Pengurus Eksekutif Mahasiswa bersikeras menegaskan, bahwa OPAK adalah “panggung”nya, dan birokrat dilarang mengintervensi. Sementara para birokrat juga mengingatkan, bahwa Lembaga Kemahasiswaan adalah lembaga semi otonom, yang tentu tidak lepas tangan dari birokrat. Mahasiswa menjelaskan bahwa fungsi birokrat dalam kepanitiaan lebih bersifat konsultatif, karena itu seharusnya yang jadi ketua panitia adalah Mahasiswa, bukan dari kalangan birokrat. Birokrat balik membalas, dengan menjelaskan ketidakpercayaannya atas kinerja mahasiswa selama ini. Kenyataan-kenyataan di masa lalu, seperti Mahasiswa yang tak kunjung melaporkan pertanggungjawaban anggaran kegiatan OPAK-nya, materi-materi OPAK yang tidak relevan dengan statuta, serta banyaknya praktek-praktek pungutan liar, menjadi alasan. Mahasiswa juga tak mau kalah. Mereka tetap bersikeras, bahwa mengketuapanitiakan ketua jurusan tetap saja bukan cara yang tepat. Mereka menuntut sebuah rasionalisasi, dan alasan yang tepat. Namun birokrat kembali mengulang laporan-laporan tentang berbagai penyimpangan, saat OPAK diketuai oleh mahasiswa. Mahasiswa belum puas, dan akhirnya kedua elit perwakilan dua unsur civitas akademika kampus ini terus bersitegang.

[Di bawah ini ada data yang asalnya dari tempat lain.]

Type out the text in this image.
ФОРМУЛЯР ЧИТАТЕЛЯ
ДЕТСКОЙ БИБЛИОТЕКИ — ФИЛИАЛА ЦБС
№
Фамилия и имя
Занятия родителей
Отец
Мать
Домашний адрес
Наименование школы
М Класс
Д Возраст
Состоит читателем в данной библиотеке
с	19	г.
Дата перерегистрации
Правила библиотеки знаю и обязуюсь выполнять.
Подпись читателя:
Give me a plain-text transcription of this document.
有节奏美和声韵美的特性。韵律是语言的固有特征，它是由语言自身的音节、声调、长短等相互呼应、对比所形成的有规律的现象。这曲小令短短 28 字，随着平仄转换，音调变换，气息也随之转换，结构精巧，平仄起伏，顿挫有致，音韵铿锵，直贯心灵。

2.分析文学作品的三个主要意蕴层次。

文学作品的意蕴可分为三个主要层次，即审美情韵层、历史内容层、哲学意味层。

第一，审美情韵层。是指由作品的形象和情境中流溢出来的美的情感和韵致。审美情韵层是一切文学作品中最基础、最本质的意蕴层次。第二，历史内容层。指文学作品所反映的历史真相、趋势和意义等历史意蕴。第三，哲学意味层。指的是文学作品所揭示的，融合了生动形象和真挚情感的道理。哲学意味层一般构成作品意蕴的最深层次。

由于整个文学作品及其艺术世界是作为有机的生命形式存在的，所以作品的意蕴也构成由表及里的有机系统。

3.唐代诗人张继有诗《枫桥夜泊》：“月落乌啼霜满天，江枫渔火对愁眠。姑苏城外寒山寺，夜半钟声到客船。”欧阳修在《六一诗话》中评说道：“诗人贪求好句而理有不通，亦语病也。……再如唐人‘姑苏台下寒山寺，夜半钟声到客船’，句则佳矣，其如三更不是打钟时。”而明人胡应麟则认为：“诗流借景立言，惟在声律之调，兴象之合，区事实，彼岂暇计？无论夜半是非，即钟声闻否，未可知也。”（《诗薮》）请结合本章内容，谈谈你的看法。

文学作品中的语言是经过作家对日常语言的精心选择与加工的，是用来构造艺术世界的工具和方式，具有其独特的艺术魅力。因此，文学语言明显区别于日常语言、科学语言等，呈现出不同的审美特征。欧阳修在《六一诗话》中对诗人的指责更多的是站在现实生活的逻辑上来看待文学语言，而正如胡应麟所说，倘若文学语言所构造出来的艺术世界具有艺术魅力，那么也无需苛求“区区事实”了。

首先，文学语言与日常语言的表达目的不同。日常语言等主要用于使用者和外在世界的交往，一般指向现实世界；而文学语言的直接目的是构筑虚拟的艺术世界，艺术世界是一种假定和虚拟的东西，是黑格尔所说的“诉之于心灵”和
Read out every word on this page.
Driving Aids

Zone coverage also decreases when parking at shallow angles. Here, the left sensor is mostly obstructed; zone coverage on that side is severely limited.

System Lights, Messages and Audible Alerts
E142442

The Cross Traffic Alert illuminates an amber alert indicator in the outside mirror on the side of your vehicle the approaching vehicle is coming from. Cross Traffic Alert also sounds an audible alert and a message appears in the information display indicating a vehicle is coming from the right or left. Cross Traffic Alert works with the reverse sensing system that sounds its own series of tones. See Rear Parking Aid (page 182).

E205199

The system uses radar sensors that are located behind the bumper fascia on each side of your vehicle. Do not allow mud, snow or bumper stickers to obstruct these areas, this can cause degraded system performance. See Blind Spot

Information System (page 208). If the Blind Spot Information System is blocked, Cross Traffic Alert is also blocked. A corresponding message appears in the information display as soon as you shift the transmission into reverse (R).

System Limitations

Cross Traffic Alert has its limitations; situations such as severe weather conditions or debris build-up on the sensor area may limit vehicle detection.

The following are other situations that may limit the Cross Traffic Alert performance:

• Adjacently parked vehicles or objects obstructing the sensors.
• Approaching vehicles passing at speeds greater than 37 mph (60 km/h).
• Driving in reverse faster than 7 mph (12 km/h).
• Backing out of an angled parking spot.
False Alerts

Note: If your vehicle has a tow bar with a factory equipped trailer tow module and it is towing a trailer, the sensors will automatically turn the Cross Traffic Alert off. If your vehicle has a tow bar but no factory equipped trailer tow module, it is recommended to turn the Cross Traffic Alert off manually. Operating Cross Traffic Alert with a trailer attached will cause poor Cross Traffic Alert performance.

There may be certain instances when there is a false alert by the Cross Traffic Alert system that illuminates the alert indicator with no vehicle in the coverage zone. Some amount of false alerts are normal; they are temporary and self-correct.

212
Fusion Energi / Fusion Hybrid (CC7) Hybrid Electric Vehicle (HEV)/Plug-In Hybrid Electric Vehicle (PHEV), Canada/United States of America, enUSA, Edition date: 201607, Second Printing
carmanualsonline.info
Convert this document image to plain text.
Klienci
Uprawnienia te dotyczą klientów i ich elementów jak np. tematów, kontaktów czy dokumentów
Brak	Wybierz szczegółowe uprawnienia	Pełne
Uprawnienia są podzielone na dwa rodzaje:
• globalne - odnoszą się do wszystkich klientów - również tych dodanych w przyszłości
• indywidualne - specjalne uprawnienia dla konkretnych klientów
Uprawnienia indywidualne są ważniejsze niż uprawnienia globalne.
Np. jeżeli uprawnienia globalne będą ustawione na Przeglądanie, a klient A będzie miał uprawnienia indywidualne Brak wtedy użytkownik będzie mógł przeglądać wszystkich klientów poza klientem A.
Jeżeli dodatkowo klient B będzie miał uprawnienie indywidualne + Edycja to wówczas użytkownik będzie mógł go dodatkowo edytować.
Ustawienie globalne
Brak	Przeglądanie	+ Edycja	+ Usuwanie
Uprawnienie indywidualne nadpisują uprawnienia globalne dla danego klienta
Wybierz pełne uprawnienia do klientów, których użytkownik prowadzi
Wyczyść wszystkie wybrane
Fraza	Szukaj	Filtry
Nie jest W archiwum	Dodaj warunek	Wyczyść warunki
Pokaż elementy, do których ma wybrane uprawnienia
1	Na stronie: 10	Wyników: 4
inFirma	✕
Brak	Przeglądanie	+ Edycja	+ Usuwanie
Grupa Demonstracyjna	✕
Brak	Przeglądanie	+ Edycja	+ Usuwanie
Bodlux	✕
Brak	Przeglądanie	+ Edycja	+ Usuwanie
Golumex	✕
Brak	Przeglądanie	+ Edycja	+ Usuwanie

Berbagai polemik memang terus mewarnai dinamika pelaksanaan OPAK. Kenyataan ini menjadi potret buram, yang menodai citra peradaban islam di kampus hijau ini. Ini menjadi masalah yang cukup pelik untuk diselesaikan. Masalah, dalam sebuah sistem, itu bisa jika terjadi penyimpangan, pada satu atau lebih komponen dalam sistem tersebut. Ada disfungsi, dan tidak bekerjanya satu atau lebih komponen. Jika ini dikiaskan pada persoalan OPAK, bisa saja masalah itu ada karena, kurangnya fungsi koordinasi dan komunikasi, kedangkalan pengetahuan tentang aturan main, tekanan yang datang dari luar pengurus mahasiswa, dan lain-lain.
Beberapa hal diatas dapat disimpulkan, karena melihat berbagai kenyataan yang ada. Misalnya, fungsi panitia OPAK sebagai pengarah dan penuntun, atau sebagai pedagang? Atau apakah barang-barang yang diperdagangkan pada saat OPAK wajib dibeli atau tidak? Ada PD III yang mengklaim, tidak ada masalah di Fakultasnya, sedang sms keluhan tentang adanya pungli di fakultas tersebut “menggugat” di handphone PR III. Ada PD III yang mengklaim, pengurus mahasiswanya telah sepakat dan akur, namun di saat rapat, mahasiswa yang dimaksud justru yang paling getol mengajukan komplain kepada birokrat.
Baik itu birokrat maupun mahasiswa, sudah seharusnya memfungsikan kembali komponen-komponen yang belum berfungsi tersebut. Koodinasi dan komunikasi harus berfungsi dengan baik. Mereka harus mendalami aturan main dengan benar dan saksama. Mahasiswa harus bersikap profesional dalam menjalankan tugas dan kewajibannya sebagai panitia.
Birokrat juga harus sadar. Beragam aksi dan tindak mahasiswa yang meresahkan itu, seharusnya dimaknai sebagai sebuah simbol-simbol, yang punya arti dan makna. Birokrat harus cermat menangkap makna di balik simbol-simbol itu. Realitas saat ini sudah berubah. Ungkapan “Inakke antu riyolo,” atau, “saya juga dulunya aktivis mahasiswa seperti kamu,” lalu dilanjutkan dengan cerita-cerita tentang lebih cemerlangnya ia di masa lalu, kemudian membandingbandingkannya, sudah bukan alat yang ampuh. Orientasi positivistik, yang berbau pragmatik, telah banyak mempengaruhi pikiran mahasiswa kita hari ini. Birokrat harusnya memahami kondisi ini, dan tidak menyelesaikannya dengan cara konfrontatif. Butuh pendekatan yang lebih bersifat partisipatif. Mahasiswa butuh ruang-ruang khusus untuk berkomunikasi dengan birokrat, di luar ruang-ruang formal yang selalu ada. Sebuah ruang yang baru, lebih terbuka, agar terjalin hubungan harmonis, seperti sebuah ungkapan: “jangan ada dusta di antara kita”.